季闻许嗓音冰凉,无时无刻不在彰显他是已经死去了的人的身份。

    “真的是因为我的脸,你才答应和我领证?”

    恰好这时警官又在问话,“……情况就是这样,就麻烦顾小姐说说楼上平时的异动,是否见过罗栋在外面对方子然动手,或是方子然这段时间有什么轻生的异常。顾小姐,顾小姐?”

    顾黛:“嗯嗯……是,是!”

    同一张沙发上,看不出血色的季闻许脸上,却仿佛脸色一沉,没有机制的眼珠看向打扰了他和她说话,抢走了顾黛注意力的警察。

    叶顺浑身一股冷意从脊椎爬上头皮,做警察这么多年的他让他一瞬间感觉到危机,像被什么可怕的东西盯上一样。

    可是谨慎的观察一圈,也没有发现可疑的人,但那种危机感还在,全身的细胞都在对他说,赶紧问完走人,这家不欢迎外人闯入。

    对,是这个家,这个房子在警告他。

    可是一见房子的主人,顾黛的脸时,叶顺又不禁怀疑是不是自己多想了,哪有那么多玄乎的事。

    只有在他看不见的地方,季闻许周身的寒意仿佛缠绕了些许黑气,他默默的盯着叶顺和他身边的女警官,不知道做了什么,如同暗示般,问完了,结束了,你们该走了。

    顾黛更是对警察的问话感到汗颜。

    休假的这两个月她基本都在进行深宅生活,因为怕吵买房装修时就做了隔音处理,然后每天不是打游戏就是追剧,累了睡觉,醒了吃饭继续,不想在家呆了就随便定了张机票出国玩玩。

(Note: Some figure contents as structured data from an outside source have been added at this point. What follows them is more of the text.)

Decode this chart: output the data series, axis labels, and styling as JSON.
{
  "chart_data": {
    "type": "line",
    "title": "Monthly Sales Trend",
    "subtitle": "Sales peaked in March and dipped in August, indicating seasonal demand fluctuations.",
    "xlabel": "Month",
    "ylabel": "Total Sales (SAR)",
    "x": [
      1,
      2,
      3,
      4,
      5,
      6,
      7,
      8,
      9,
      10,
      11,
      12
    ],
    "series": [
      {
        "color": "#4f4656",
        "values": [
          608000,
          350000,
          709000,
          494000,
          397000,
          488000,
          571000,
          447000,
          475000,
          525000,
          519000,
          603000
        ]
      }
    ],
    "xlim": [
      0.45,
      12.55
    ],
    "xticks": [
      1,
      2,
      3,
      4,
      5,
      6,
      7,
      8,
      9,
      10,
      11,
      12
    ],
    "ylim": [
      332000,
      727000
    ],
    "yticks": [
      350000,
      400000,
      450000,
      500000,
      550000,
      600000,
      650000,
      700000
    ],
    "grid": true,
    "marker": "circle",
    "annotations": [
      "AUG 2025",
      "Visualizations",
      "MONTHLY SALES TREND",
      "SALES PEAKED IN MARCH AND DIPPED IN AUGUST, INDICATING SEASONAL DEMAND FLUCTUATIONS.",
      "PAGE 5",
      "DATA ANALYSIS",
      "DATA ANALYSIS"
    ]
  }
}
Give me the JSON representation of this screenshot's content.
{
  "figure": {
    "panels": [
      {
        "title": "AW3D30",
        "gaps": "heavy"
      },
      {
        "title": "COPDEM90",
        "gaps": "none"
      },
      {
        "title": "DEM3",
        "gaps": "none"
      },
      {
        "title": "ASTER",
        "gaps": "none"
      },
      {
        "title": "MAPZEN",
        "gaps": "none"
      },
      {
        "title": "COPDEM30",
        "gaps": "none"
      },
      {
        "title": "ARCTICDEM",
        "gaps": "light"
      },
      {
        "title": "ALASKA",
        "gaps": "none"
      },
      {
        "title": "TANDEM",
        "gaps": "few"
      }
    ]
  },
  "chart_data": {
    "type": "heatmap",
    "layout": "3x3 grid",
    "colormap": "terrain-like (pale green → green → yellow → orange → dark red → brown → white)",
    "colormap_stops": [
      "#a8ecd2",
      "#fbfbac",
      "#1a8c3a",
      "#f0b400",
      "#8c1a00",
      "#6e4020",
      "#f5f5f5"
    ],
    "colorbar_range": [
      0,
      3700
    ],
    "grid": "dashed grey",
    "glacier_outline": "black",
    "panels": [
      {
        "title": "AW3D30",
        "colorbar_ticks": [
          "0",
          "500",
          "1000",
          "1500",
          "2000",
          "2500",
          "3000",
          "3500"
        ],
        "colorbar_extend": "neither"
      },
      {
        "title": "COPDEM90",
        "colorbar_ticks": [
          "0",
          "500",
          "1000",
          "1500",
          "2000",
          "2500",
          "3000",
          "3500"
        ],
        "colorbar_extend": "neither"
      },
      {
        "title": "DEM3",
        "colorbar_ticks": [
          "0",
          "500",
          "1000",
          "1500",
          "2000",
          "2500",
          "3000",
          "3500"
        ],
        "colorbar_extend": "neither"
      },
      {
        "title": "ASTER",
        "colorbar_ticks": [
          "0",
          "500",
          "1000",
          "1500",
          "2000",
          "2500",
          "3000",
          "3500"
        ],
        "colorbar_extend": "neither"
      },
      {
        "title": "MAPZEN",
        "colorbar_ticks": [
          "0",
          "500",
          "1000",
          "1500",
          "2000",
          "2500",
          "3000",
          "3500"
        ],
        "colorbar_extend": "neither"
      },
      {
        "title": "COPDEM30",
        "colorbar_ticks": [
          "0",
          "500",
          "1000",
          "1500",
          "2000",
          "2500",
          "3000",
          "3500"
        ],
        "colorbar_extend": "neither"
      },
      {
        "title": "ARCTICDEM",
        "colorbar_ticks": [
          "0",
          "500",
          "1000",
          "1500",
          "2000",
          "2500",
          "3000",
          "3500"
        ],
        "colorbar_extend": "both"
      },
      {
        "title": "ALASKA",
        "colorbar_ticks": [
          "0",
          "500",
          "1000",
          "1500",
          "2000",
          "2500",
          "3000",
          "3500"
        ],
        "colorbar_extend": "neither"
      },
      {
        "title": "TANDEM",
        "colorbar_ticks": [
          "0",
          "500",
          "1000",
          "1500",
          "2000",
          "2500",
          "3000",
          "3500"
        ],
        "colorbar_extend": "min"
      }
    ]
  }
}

    回家后继续深宅,要说对楼上一家三口的情况,可能还没隔壁邻居弟弟知道的多。

    不过顾黛还是把该说的说了,一家三口里的丈夫确实有家暴倾向,从没有当过外人的面打,都是关起来偷偷摸摸的,问那位方太太,也只会说是自己碰到的,从来不承认是老公打的。

    “……好的,我们该问的已经问完了,不打扰顾小姐你了。”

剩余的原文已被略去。